Rusnak Jonas, Behnes Michael, Schupp Tobias, Weiß Christel, Nienaber Christoph, Lang Siegfried, Reiser Linda, Bollow Armin, Taton Gabriel, Reichelt Thomas, Ellguth Dominik, Engelke Niko, Ansari Uzair, El-Battrawy Ibrahim, Bertsch Thomas, Akin Muharrem, Mashayekhi Kambis, Borggrefe Martin, Akin Ibrahim
First Department of Medicine, University Medical Center Mannheim, Faculty of Medicine Mannheim, University of Heidelberg, European Center for AngioScience (ECAS), and DZHK (German Center for Cardiovascular Research) partner site Heidelberg/Mannheim.
Institute of Biomathematics and Medical Statistics, University Medical Center Mannheim, Faculty of Medicine Mannheim, Heidelberg University, Mannheim.
Coron Artery Dis. 2019 Jun;30(4):303-311. doi: 10.1097/MCA.0000000000000738.
The study sought to assess the impact of ischemic cardiomyopathy (ICMP) and nonischemic cardiomyopathy (NICMP) on secondary survival in patients presenting with ventricular tachyarrhythmias and aborted sudden cardiac arrest (SCA).
Data regarding the outcome of patients with ICMP or NICMP presenting with ventricular tachyarrhythmias or aborted SCA is limited.
A large retrospective registry was used including all consecutive patients presenting with ventricular tachycardia (VT), ventricular fibrillation (VF), or aborted SCA on admission from 2002 to 2016. ICMP and NICMP were compared applying univariable correlation models and propensity score matching for evaluation of the primary prognostic end point defined as long-term all-cause mortality at 2.5 years. Secondary end points were all-cause mortality at 30 days, at index hospitalization, and after discharge; the composite end point of recurrent ventricular tachyarrhythmias, cardiac death at 24 h, and appropriate implantable cardioverter defibrillator (ICD) therapy; and finally, rehospitalization related to ventricular tachyarrhythmias.
A total of 276 matched patients were included. The rates of VT and VF were similar in both groups (VT: 75 vs. 73%; VF: 23 vs. 22%). At 2.5 years, no differences were found regarding the primary end point of all-cause mortality in both patients with ICMP and NICMP (mortality rate: 33 vs. 32%; log-rank P=0.898). Similar survival was present irrespective of the presence of acute myocardial infarction, underlying ventricular tachyarhythmia (VT/VF), left ventricular dysfunction, and an activated ICD. Furthermore, no significant differences could be seen regarding secondary end points of all-cause mortality at 30 days, at index hospitalization, and after discharge; the composite end point of recurrent ventricular tachyarrhythmias, cardiac death at 24 h, and appropriate ICD interrogation; and finally rehospitalization related to ventricular tachyarrhythmias.

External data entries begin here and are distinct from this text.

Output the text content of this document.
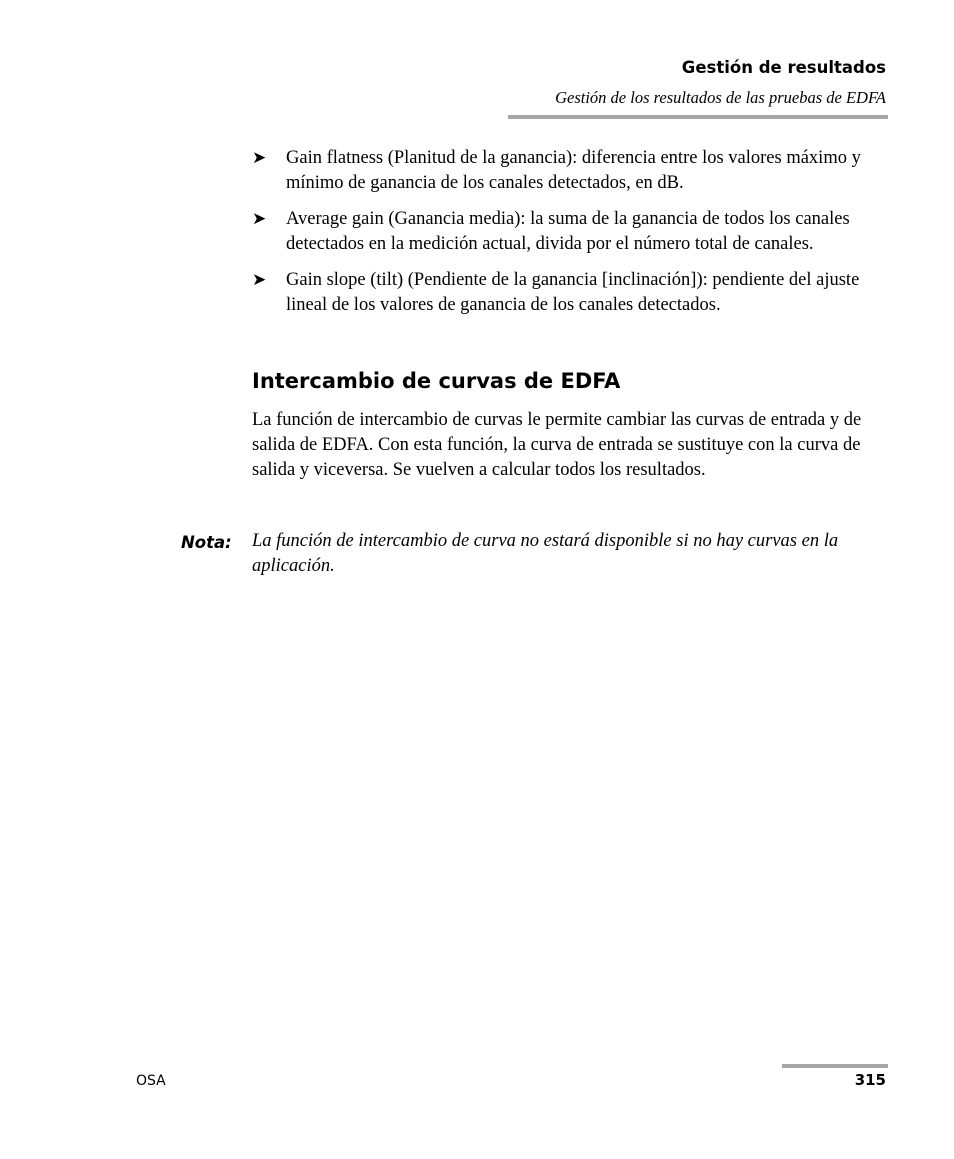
Gestión de resultados
Gestión de los resultados de las pruebas de EDFA
➤ Gain flatness (Planitud de la ganancia): diferencia entre los valores máximo y mínimo de ganancia de los canales detectados, en dB.
➤ Average gain (Ganancia media): la suma de la ganancia de todos los canales detectados en la medición actual, divida por el número total de canales.
➤ Gain slope (tilt) (Pendiente de la ganancia [inclinación]): pendiente del ajuste lineal de los valores de ganancia de los canales detectados.
Intercambio de curvas de EDFA

La función de intercambio de curvas le permite cambiar las curvas de entrada y de salida de EDFA. Con esta función, la curva de entrada se sustituye con la curva de salida y viceversa. Se vuelven a calcular todos los resultados.

Nota: La función de intercambio de curva no estará disponible si no hay curvas en la aplicación.

OSA	315
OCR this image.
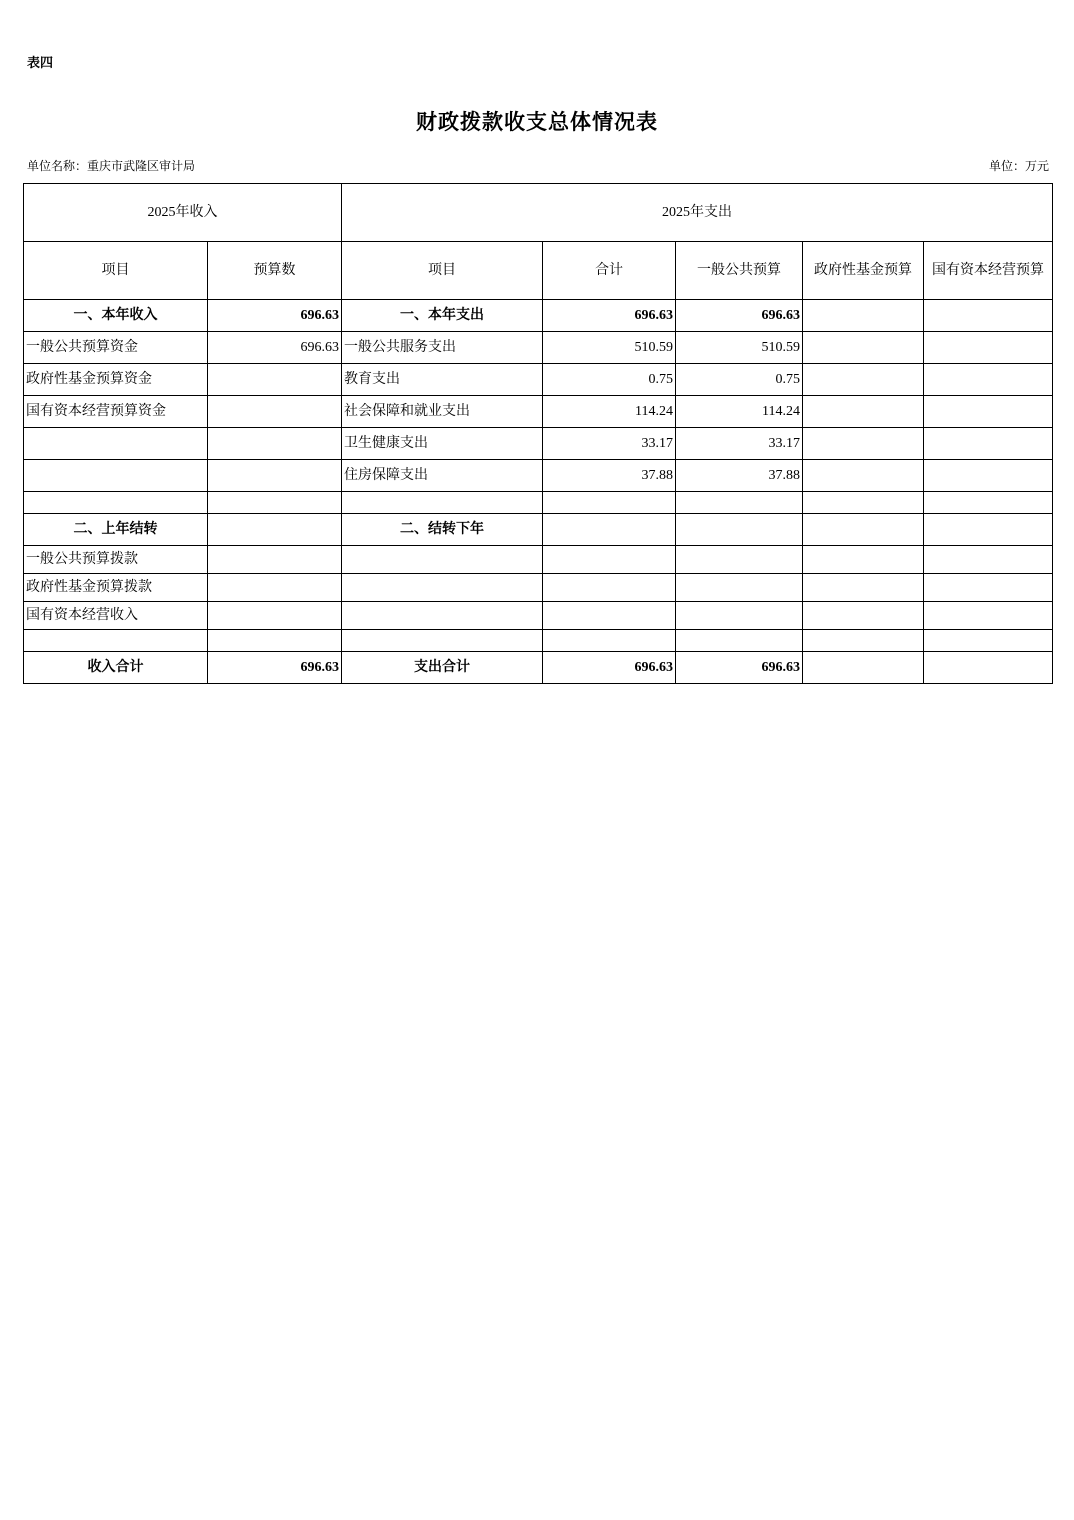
表四
财政拨款收支总体情况表
单位名称：重庆市武隆区审计局	单位：万元
2025年收入		2025年支出				
项目	预算数	项目	合计	一般公共预算	政府性基金预算	国有资本经营预算
一、本年收入	696.63	一、本年支出	696.63	696.63		
一般公共预算资金	696.63	一般公共服务支出	510.59	510.59		
政府性基金预算资金		教育支出	0.75	0.75		
国有资本经营预算资金		社会保障和就业支出	114.24	114.24		
		卫生健康支出	33.17	33.17		
		住房保障支出	37.88	37.88		

二、上年结转		二、结转下年				
一般公共预算拨款						
政府性基金预算拨款						
国有资本经营收入						

收入合计	696.63	支出合计	696.63	696.63		
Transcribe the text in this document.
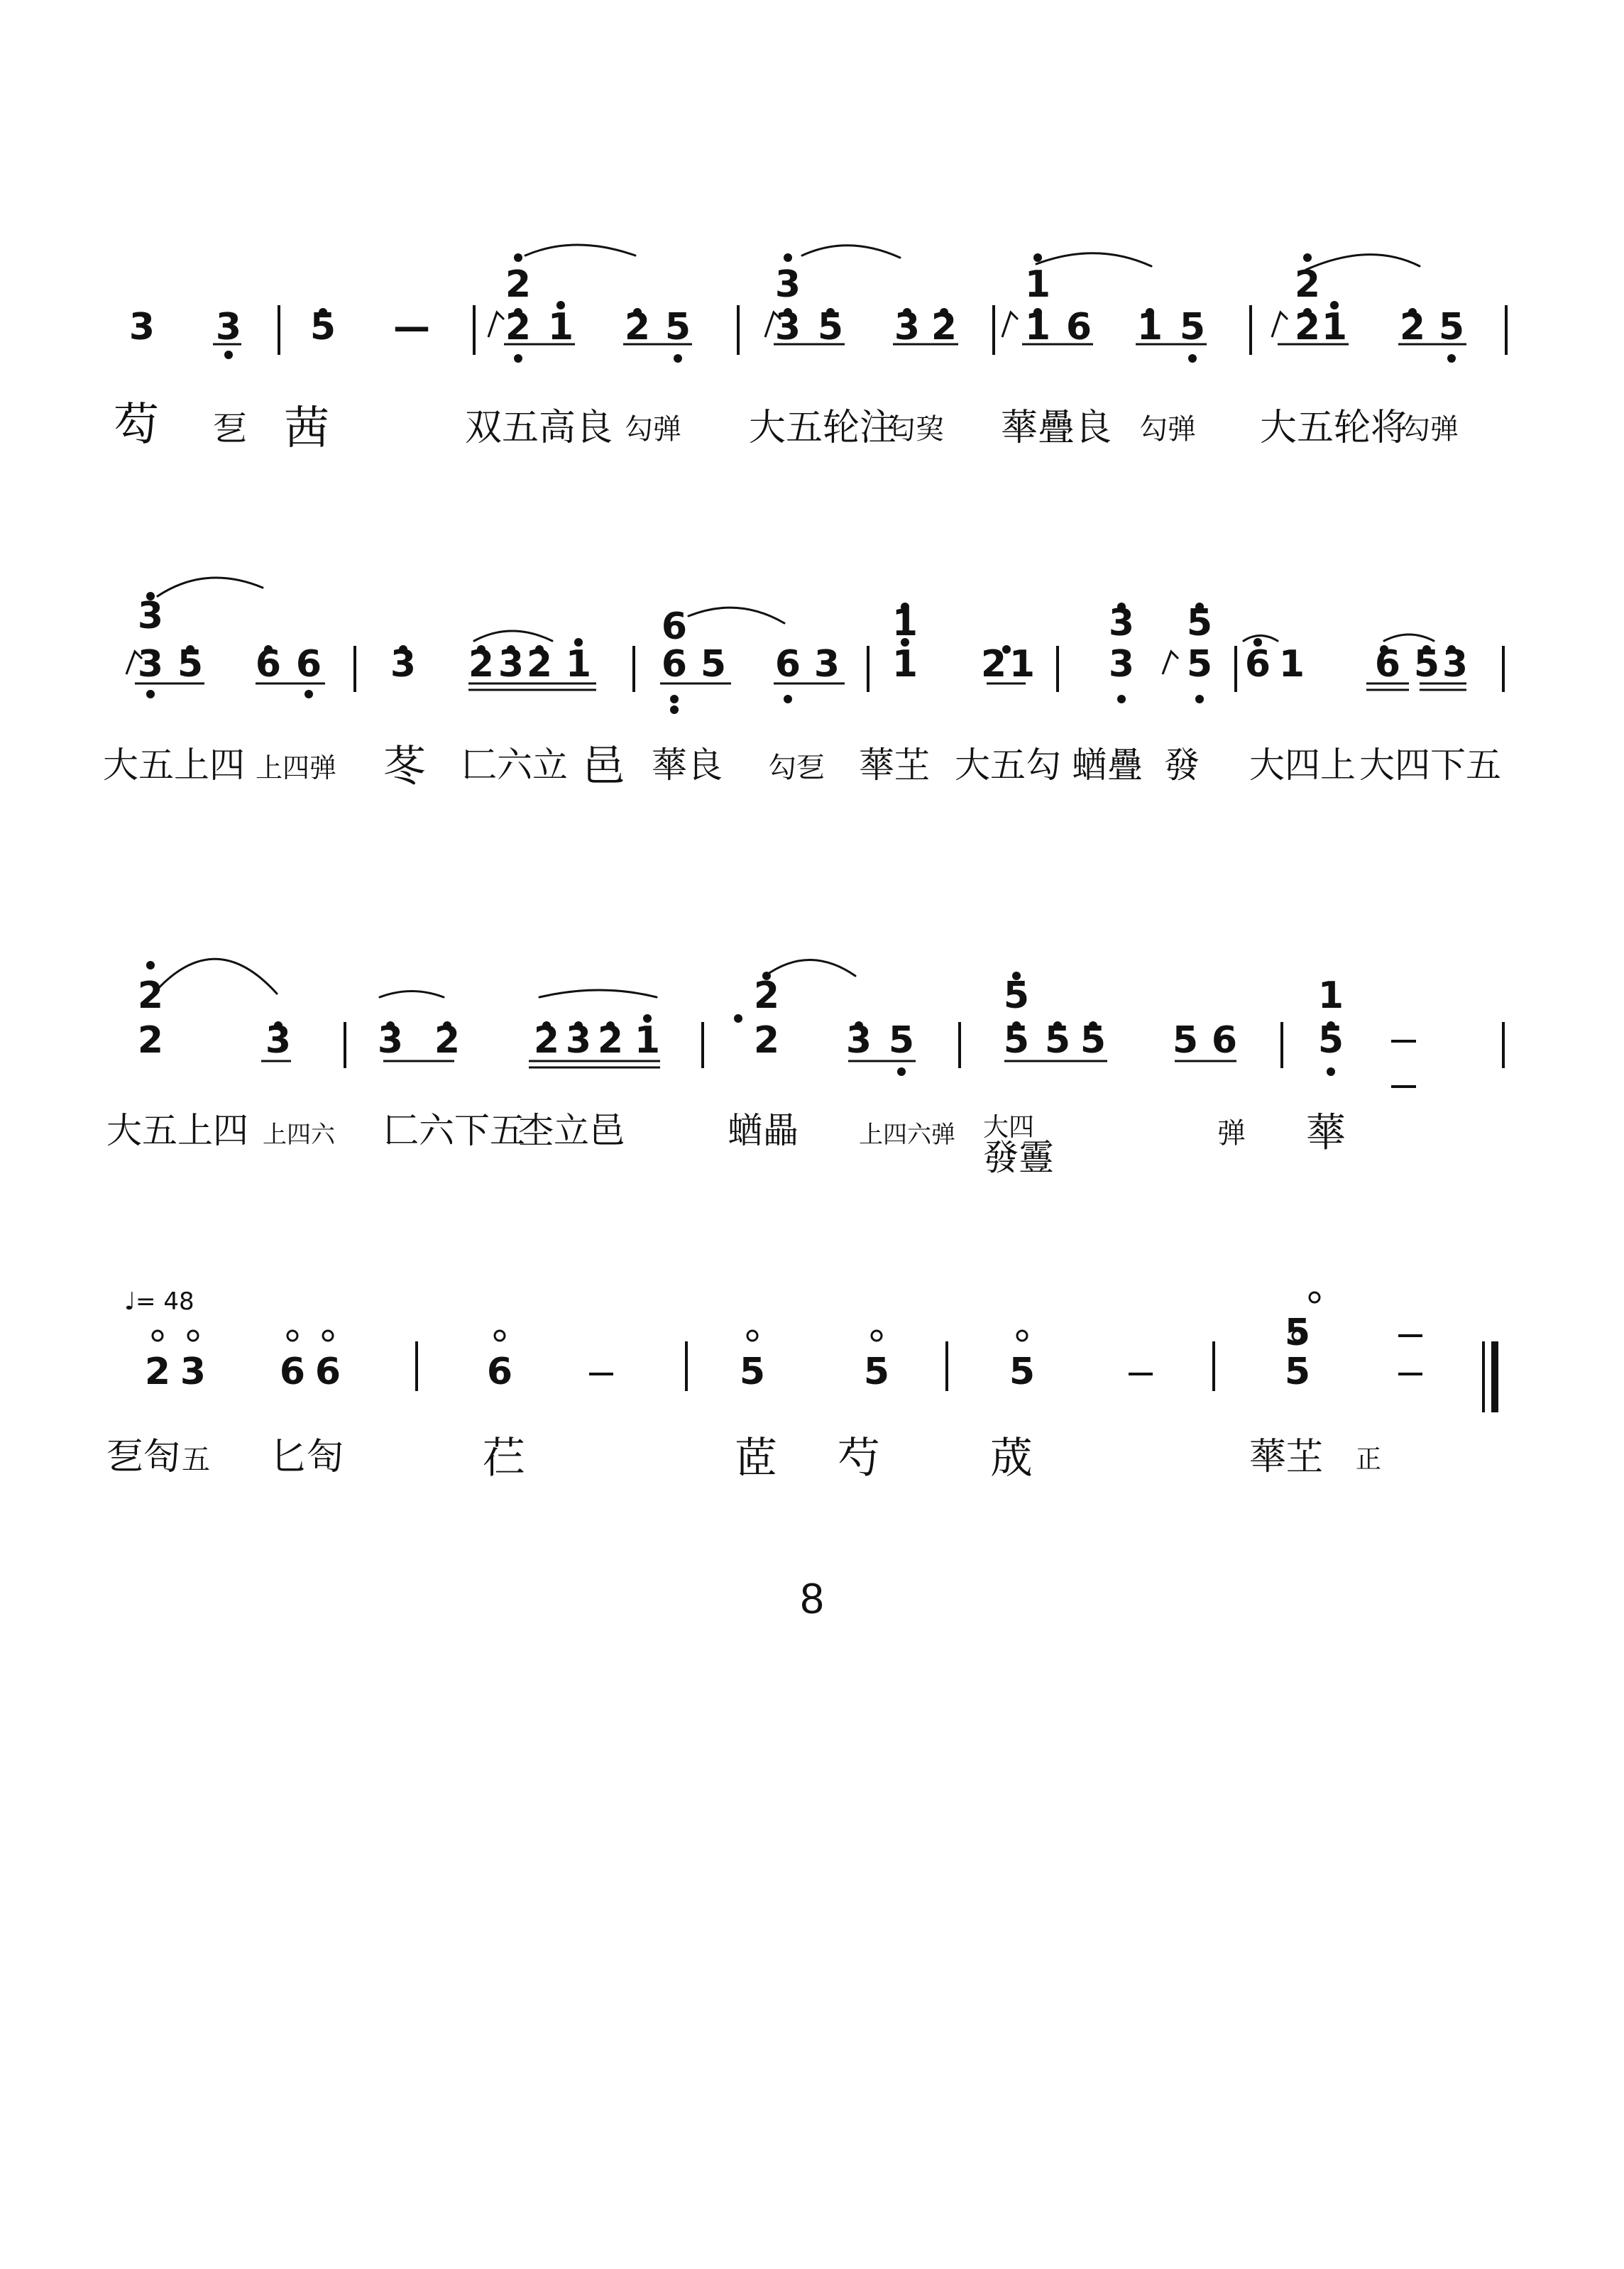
3 3 5 —
2
2 1 2 5
3
3 5 3 2
1
1 6 1 5
2
2 1 2 5
3
3 5 6 6 3 2 3 2 1
6
6 5 6 3
1
1 2 1
3
3
5
5 6 1 6 5 3
2
2	3 3 2 2 3 2 1
2
2 3 5
5
5 5 5 5 6
1
5
2 3 6 6	6	5	5	5
5
5
♩= 48
芶 乭 茜	双五高良 勾弹 大五轮注
匂巭 蕐疊良 勾弹 大五轮将
勾弹
大五上四 上四弹 苳 匚六立 邑 蕐良 勾乭 蕐芏 大五勾 蝤疊 發 大四上 大四下五
大五上四 上四六 匚六下五
杢立邑	蝤畾	上四六弹 大四
發霻
弹 蕐
乭匌 五 匕匌	芢	茝 芍	荿	蕐芏 正
8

Both ICMP and NICMP reveal comparable secondary survival after episodes of ventricular tachyarrhythmias or SCA on admission.
本研究旨在评估缺血性心肌病(ICMP)和非缺血性心肌病(NICMP)对出现室性快速心律失常和心脏骤停(SCA)未遂患者的二次生存的影响。
关于ICMP或NICMP患者出现室性快速心律失常或SCA未遂的预后数据有限。
使用了一个大型回顾性登记数据库,纳入了2002年至2016年期间所有入院时出现室性心动过速(VT)、室颤(VF)或SCA未遂的连续患者。应用单变量相关模型和倾向评分匹配对ICMP和NICMP进行比较,以评估定义为2.5年长期全因死亡率的主要预后终点。次要终点包括30天、首次住院期间及出院后的全因死亡率;室性快速心律失常复发、24小时心脏死亡和合适的植入式心律转复除颤器(ICD)治疗的复合终点;以及最后与室性快速心律失常相关的再住院情况。
共纳入276例匹配患者。两组的VT和VF发生率相似(VT:75%对73%;VF:23%对22%)。在2.5年时,ICMP和NICMP患者的全因死亡率主要终点未发现差异(死亡率:33%对32%;对数秩检验P = 0.898)。无论是否存在急性心肌梗死、潜在的室性快速心律失常(VT/VF)、左心室功能障碍和激活的ICD,生存情况相似。此外,在30天、首次住院期间及出院后的全因死亡率次要终点;室性快速心律失常复发、24小时心脏死亡和合适的ICD询问的复合终点;以及最后与室性快速心律失常相关的再住院情况方面,均未发现显著差异。
ICMP和NICMP在入院时出现室性快速心律失常或SCA发作后的二次生存情况相当。